Benji feels like he was made for vengeance and that by seeking vengeance against Theo and the Angels, he will be doing God’s will. In the night, he heads out toward the church in the hopes of finding Theo there, full of rage and quickly losing his old skin, replaced by Seraph’s form. Feeling immense physical pain, Benji wants the transformation to be over. On his way to the church, he comes across a death squad standing around two bodies and cursing them. Benji decides that these people do not deserve kindness and walks toward them.

Part 3, Chapters 15-22 Analysis

The true extent of the carnage and the level of disturbing devotion of the church to its beliefs are most evident when Benji returns to the church after being gone for several days. Within the walls of a building, which is meant to represent what is good, holy, and pure in the world, lies a “nest” made up of hundreds of people who are hanging somewhere between life and death. It is a meshed-together creature that houses the same Flood virus that Benji was infected with. Benji refers to New Nazareth as Hell in part for this reason because it is a place where those who were not “saved” on Judgment Day remain in torment.

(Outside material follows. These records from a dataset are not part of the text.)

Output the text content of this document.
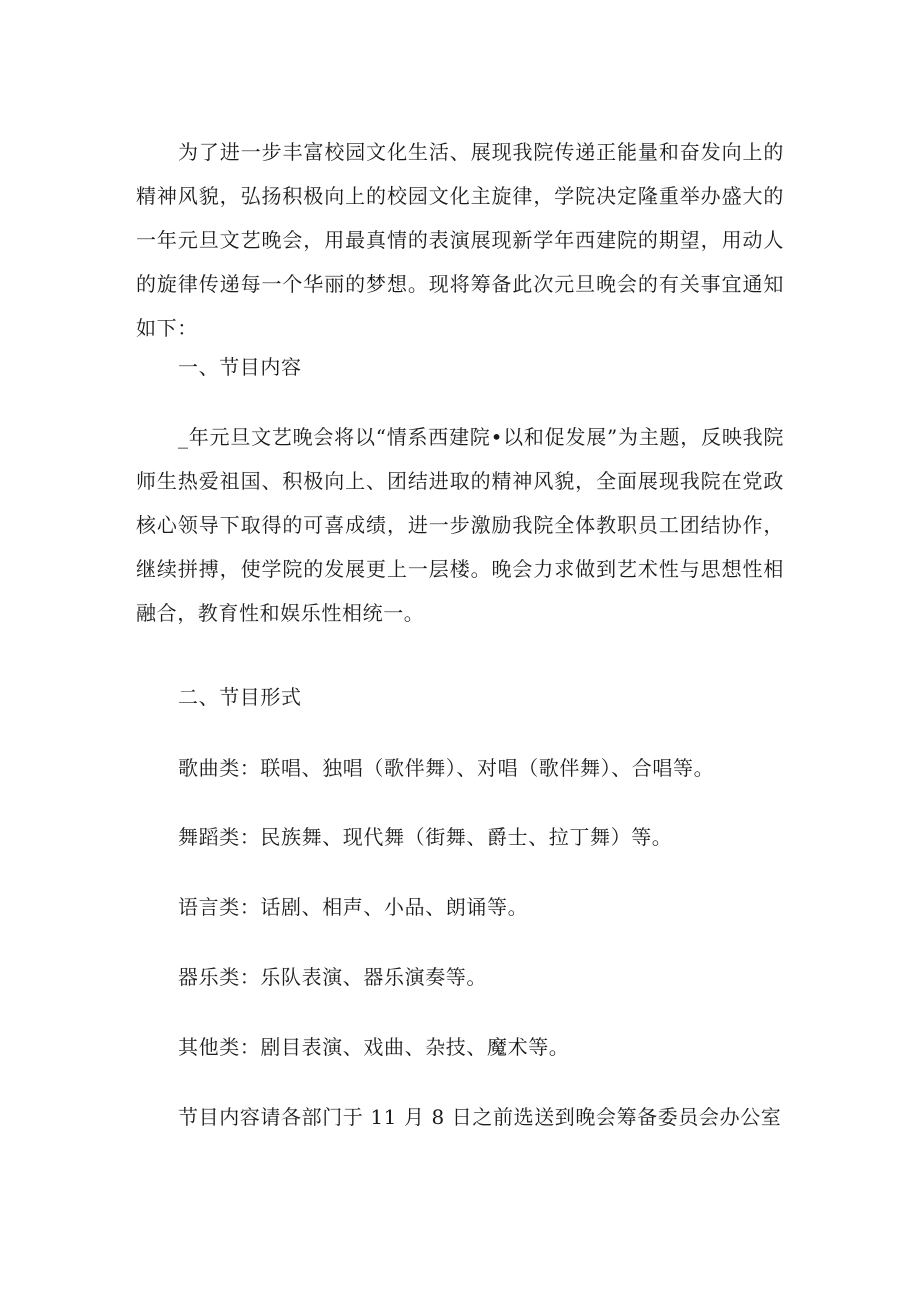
为了进一步丰富校园文化生活、展现我院传递正能量和奋发向上的精神风貌，弘扬积极向上的校园文化主旋律，学院决定隆重举办盛大的一年元旦文艺晚会，用最真情的表演展现新学年西建院的期望，用动人的旋律传递每一个华丽的梦想。现将筹备此次元旦晚会的有关事宜通知如下：
一、节目内容
_年元旦文艺晚会将以“情系西建院•以和促发展”为主题，反映我院师生热爱祖国、积极向上、团结进取的精神风貌，全面展现我院在党政核心领导下取得的可喜成绩，进一步激励我院全体教职员工团结协作，继续拼搏，使学院的发展更上一层楼。晚会力求做到艺术性与思想性相融合，教育性和娱乐性相统一。
二、节目形式
歌曲类：联唱、独唱（歌伴舞）、对唱（歌伴舞）、合唱等。
舞蹈类：民族舞、现代舞（街舞、爵士、拉丁舞）等。
语言类：话剧、相声、小品、朗诵等。
器乐类：乐队表演、器乐演奏等。
其他类：剧目表演、戏曲、杂技、魔术等。
节目内容请各部门于 11 月 8 日之前选送到晚会筹备委员会办公室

When Benji looks at the nest, he feels a sense of kinship and empathy toward it because he knows that he could easily have been one of those people. It was only by chance that his body reacted to the virus in such a way that he is now becoming Seraph instead of a Grace. The Angels’ belief system leads them to put their loyalty toward God first and to see their purpose on earth as solely a means to an eventual afterlife. How One’s View of Death Affects One’s Life is represented in the Angels’ cold attitude toward grief and loss and toward all the people who did not join and follow their cult.

The church also reminds Benji of Theo and of watching Theo kiss the nest to become mildly infected with the Flood virus. All members of the death squad must infect themselves in this way, further illustrating the Angels’ twisted view of life and death. When Benji sees Theo again, he temporarily reverts back to his former self, all the while hating himself for doing so. Theo tempts Benji with the thought of love, sex, and companionship, and Benji misses the relationship he used to have with Theo. Benji is still caught between worlds, with his loyalty to the ALC battling against his desire to reunite with Theo. Theo initially attacked Benji simply for voicing his fears about becoming a monster, ironically acting as the monster himself and contributing to the theme of What Makes a Monster. Benji has to lie to himself to look past what Theo did to him. All the while, Benji helps the Watch in an attack against the Angels and leans ever closer to devoting himself to Finding Home and Finding Family with the ALC. Benji is pushed back toward Theo one final time when he finds out how Nick was referring to him as an “it” (a common slur used against trans people). Benji’s transness is directly connected to his transformation into Seraph, as both represent his gradual shift toward his true identity.

Several revelations occur during this period of push and pull, as Benji has a vision of his future self as Seraph, finds out that Nick was once an Angel, and realizes that Theo turned against him by exposing the ALC to attack. Benji’s vision provokes feelings of both fear and wonder, and he begins to refer to himself as “the wrath of God made flesh, the Flood made perfect” (142). This shows an internal shift in his self-perception because he begins to accept the idea of becoming Seraph and see the power and beauty in it. He knows that he must face this reality because he cannot escape or outrun it, and like the dysphoria that led him to feel like an outcast in New Nazareth, Benji runs toward, rather than away from, the obstacles in his life. Rather than rejecting who he knows he is, Benji constantly remains loyal to himself. After the fire occurs, a fiery rage is lit within him, and he decides to fully commit himself to the Watch and revenge against those who harmed them: “Vengeance is mine; I will repay, saith the Lord” (256).